Part of Advances in Neural Information Processing Systems 35 (NeurIPS 2022) Main Conference Track
Pawel Lorek, Rafal Nowak, Tomasz Trzcinski, Maciej Zieba
Continuous hidden Markov models (HMMs) assume that observations are generated from a mixture of Gaussian densities, limiting their ability to model more complex distributions. In this work, we address this shortcoming and propose novel continuous HMM models, dubbed FlowHMMs, that enable learning general continuous observation densities without constraining them to follow a Gaussian distribution or their mixtures. To that end, we leverage deep flow-based architectures that model complex, non-Gaussian functions and propose two variants of training a FlowHMM model. The first one, based on gradient-based technique, can be applied directly to continuous multidimensional data, yet its application to larger data sequences remains computationally expensive.

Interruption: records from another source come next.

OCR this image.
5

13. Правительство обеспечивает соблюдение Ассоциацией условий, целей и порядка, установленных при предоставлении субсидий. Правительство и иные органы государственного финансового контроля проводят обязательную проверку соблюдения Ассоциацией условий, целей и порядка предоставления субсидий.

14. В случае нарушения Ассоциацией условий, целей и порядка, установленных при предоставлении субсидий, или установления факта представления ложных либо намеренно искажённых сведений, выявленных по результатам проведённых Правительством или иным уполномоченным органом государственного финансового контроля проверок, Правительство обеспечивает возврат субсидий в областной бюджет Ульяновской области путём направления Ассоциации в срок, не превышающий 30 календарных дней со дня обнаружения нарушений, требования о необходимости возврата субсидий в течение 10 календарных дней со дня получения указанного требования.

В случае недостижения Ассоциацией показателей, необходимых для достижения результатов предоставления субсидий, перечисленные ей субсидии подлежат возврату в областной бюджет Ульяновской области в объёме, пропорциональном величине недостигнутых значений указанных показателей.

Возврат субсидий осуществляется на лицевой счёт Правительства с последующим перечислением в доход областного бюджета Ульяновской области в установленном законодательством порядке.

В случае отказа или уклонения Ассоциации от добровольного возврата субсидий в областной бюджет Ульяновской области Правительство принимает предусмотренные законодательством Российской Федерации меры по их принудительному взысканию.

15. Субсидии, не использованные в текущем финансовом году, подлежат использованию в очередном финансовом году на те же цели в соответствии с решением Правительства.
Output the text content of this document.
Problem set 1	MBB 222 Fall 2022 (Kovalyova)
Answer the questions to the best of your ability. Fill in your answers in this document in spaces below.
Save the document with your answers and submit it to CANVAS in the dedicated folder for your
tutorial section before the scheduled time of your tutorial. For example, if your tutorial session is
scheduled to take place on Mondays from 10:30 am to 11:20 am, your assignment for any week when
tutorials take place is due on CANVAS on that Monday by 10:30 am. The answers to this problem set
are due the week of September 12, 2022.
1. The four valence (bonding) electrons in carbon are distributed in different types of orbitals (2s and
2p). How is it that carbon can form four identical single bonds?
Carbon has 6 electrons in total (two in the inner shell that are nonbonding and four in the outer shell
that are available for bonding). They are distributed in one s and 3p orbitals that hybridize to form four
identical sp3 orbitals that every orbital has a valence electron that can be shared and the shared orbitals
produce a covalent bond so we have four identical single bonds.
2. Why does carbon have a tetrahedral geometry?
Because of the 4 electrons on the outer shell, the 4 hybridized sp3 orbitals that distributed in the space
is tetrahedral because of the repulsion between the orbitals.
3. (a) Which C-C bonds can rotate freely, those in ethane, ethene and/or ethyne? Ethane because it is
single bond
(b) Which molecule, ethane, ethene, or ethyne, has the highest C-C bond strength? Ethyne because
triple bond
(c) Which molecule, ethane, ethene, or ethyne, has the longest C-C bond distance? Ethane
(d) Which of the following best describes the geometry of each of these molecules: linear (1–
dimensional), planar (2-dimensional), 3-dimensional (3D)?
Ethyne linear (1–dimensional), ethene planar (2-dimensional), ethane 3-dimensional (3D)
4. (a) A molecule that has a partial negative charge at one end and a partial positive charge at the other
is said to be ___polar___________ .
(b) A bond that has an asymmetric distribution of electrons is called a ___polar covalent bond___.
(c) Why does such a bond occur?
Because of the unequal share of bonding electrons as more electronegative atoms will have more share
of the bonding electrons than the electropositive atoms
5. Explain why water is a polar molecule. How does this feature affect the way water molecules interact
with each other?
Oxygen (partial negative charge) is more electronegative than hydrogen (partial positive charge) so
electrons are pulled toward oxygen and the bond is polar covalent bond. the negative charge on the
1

Therefore, we also present a second approach to training our FlowHMM that relies on the co-occurrence matrix of discretized observations and considers the joint distribution of pairs of co-observed values, hence rendering the training time independent of the training sequence length. As a result, we obtain a model that can be flexibly adapted to the characteristics and dimensionality of the data. We perform a variety of experiments in which we compare both training strategies with a baseline of Gaussian mixture models. We show, that in terms of quality of the recovered probability distribution, accuracy of prediction of hidden states, and likelihood of unseen data, our approach outperforms the standard Gaussian methods.